Dos momentos mais felizes que recordo, neste confuso e disparatado mundo em que vivemos, um dos que nunca desapareceram desta memória saudosa de tudo quanto acontece de agradável tem a ver com a Maria Dulce.
Corria o ano de 1949 ou 50, a Maria Dulce vivia em Castelo Branco onde os pais tinham uma pequena loja de artigos finos, como então se dizia. A Dulce parecia ser um bibelô que ganhava alma logo que saía para o exterior, para a rua.
Nesse tempo, as ruas ganhavam os nomes do imaginário estudantil. Vínhamos do Liceu Nun'Álvares, tínhamos, naquela zona, a Praça (o mercado), a rua da sapataria maldita, a rua da papelaria Semedo etc. A Dulce saía das aulas e dirigia-se à boutique, como era conhecida a loja, que era na rua da papelaria. Eu vivia ali perto, na casa das senhoras Trigueiros. Lembro-me que os meus pais pagavam por mês seiscentos e cinquenta escudos (3, 25 €) por dormida, comida bem confeccionada, saudável, amizade e duas criadas, além das três senhoras Trigueiros de saudosa memória.
A minha idade pouco diferia da Dulce. Ela tinha a mesma altura que eu. Era alta, esguia, de uma beleza tão pura e quase tão irreal, que os miúdos da minha idade a olhavam entusiasmados de prazer, mas incapazes de lhe dirigirem piropos, tão distantes a viam deles. Eu, como vivia ali, encontrava-a todos os dias, sempre acompanhada de uma ou duas amigas. Até que um dia, não resisti e tentei meter conversa. A primeira investida foi sem sucesso, mas...pedra mole...
Julgo que foi pelo carnaval de 1950. Ela pergunta-me:
Vais ao baile no Clube? "O clube era perto da Sé Catedral".
Imediatamente pensei que ela ia. Respondi que iria se ela dançasse comigo.
- Só duas vezes. O meu pai vai lá encontrar-se com uns amigos e depois vamos ao Hotel Turismo. Eu tinha um medo terrível do pai. Era alto e forte e não sorria para quem desconfiasse. Eu não lhe oferecia garantias.
Da primeira vez que dançámos, a minha energia estava ao rubro embora eu tentasse ser discreto, mas ela sentiu e tremeu toda como se fosse desfazer-se nos meus braços. Senti as suas unhas enterrarem-se na minha carne e disse num sussurro: maluco! Não volto a dançar contigo. Mas dançou mais uma vez e desapareceu de Castelo Branco. Por mais que procurasse por ela ninguém tinha certezas. Só quando apareceu o filme "Frei Luís de Sousa" todos gritaram: "é a Dulce, é a Dulce!".
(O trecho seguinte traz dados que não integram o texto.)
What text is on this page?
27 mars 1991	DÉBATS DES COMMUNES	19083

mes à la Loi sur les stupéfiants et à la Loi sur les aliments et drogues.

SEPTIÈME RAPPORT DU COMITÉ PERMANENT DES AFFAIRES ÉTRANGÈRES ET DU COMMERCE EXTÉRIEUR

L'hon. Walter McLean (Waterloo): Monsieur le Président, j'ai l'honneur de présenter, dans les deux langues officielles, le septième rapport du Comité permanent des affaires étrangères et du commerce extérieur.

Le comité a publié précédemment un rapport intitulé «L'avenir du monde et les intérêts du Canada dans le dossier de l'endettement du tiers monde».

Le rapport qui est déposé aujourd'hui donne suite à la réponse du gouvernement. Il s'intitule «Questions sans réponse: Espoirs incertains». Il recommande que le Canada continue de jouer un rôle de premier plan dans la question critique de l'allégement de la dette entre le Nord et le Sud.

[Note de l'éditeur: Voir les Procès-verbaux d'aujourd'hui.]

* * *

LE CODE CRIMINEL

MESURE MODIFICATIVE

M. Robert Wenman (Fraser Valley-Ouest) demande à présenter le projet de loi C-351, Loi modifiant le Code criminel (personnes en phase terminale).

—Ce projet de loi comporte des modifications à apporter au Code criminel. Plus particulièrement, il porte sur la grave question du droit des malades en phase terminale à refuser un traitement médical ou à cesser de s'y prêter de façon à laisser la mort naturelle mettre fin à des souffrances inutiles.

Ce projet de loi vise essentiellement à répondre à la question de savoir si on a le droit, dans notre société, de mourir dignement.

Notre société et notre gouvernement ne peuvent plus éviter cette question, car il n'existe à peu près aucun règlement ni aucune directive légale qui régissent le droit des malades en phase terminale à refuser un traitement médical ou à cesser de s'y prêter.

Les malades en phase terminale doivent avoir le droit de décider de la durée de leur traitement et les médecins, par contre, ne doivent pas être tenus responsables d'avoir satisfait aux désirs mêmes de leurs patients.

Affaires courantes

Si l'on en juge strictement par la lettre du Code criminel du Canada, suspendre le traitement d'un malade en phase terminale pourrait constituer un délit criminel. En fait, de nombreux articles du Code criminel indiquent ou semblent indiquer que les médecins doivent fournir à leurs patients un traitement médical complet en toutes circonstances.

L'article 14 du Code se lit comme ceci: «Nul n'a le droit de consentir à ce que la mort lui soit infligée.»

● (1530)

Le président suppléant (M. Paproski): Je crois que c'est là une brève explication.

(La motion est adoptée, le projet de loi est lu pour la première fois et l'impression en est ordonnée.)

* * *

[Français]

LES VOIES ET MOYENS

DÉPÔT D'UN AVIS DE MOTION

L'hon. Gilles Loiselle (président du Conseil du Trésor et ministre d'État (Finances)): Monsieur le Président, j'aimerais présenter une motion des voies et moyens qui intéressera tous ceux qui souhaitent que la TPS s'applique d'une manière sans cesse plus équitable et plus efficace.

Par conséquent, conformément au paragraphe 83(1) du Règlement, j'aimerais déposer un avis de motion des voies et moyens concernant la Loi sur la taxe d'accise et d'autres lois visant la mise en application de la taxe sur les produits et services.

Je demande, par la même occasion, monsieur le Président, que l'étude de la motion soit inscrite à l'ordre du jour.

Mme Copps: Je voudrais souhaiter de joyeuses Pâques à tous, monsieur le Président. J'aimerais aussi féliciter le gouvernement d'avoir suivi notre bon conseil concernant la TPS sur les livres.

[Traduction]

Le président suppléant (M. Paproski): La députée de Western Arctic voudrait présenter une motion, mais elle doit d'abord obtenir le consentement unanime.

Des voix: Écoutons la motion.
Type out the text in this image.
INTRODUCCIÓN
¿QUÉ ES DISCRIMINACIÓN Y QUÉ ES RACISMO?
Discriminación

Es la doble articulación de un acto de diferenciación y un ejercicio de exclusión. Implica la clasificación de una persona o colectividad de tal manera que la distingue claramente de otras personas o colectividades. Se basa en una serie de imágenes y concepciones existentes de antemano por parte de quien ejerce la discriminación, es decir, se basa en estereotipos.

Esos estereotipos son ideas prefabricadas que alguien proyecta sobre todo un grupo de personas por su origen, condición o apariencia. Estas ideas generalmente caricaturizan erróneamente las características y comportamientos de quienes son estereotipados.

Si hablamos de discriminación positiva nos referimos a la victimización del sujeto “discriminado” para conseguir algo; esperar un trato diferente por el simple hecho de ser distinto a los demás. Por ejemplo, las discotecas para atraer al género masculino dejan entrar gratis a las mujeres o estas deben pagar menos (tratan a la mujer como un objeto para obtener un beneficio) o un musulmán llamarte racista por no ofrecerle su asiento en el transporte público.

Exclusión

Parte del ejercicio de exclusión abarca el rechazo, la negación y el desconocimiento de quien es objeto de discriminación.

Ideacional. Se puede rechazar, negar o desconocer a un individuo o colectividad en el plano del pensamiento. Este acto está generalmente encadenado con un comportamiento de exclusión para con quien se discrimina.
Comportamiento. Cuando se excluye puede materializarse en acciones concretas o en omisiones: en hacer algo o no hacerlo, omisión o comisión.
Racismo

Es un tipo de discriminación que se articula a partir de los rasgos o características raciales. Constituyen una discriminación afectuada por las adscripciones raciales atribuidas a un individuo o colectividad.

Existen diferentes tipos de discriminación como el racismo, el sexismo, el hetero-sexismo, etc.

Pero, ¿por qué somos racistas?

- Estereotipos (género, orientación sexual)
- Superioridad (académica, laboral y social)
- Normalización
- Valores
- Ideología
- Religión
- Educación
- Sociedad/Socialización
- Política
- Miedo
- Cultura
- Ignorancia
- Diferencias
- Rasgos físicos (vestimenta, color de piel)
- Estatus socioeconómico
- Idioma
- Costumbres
Muito antes já eu tinha subido ao céu à sua procura.
Nesse mesmo ano de 50, estava numa aula de Ginástica (como se dizia naquele tempo). O professor era o Dr. Carriço, um latagão que era médico no Liceu e professor de ginástica. O consultório era partilhado com o Dr. Alberto Trindade, médico principal e mais duas enfermeiras.
A aula era no pátio exterior, na parte mais elevada do campo de jogos. Tudo era enorme, perfeito e limpo. O Dr. Carriço mandou-nos sentar e começou um exercício de braços para o lado e para a frente. A voz cadenciada marcava o ritmo: "em frente, esquerda, em frente, direita". Não sei se foi do sol, se foi do sonho, eu só via a Maria Dulce. Em dado momento, os meus braços ficaram estendidos para a esquerda e paralisados. O exercício terminou e eu continuei no céu, de braços estendidos, agarrado ao meu delírio. Os meus colegas riam deliciados pela situação que previam. O Carriço devia-me olhar surpreendido com a ousadia e, sem entender, que o sonho é mais forte que o homem, foi até ao meu lugar, colocou-se à minha frente. Quando chamou pelo meu nome, olhei-o espantado. O monstro (com amizade) ferrou-me duas bofetadas tão fortes que eu vim do céu à terra, muito mais rápido do que tinha subido.
Nunca mais encontrei a Dulce. Sabia dela pelas suas representações. Vi como cresceu e se transformou. No meu coração continuei a vê-la menina e moça, esguia, muito esguia, muito bela, fazendo cantar poemas e entusiasmos que perduram pela vida e lhe dão a cor, que nela falta.
O meu beijo, Maria Dulce. O beijo eterno de até sempre.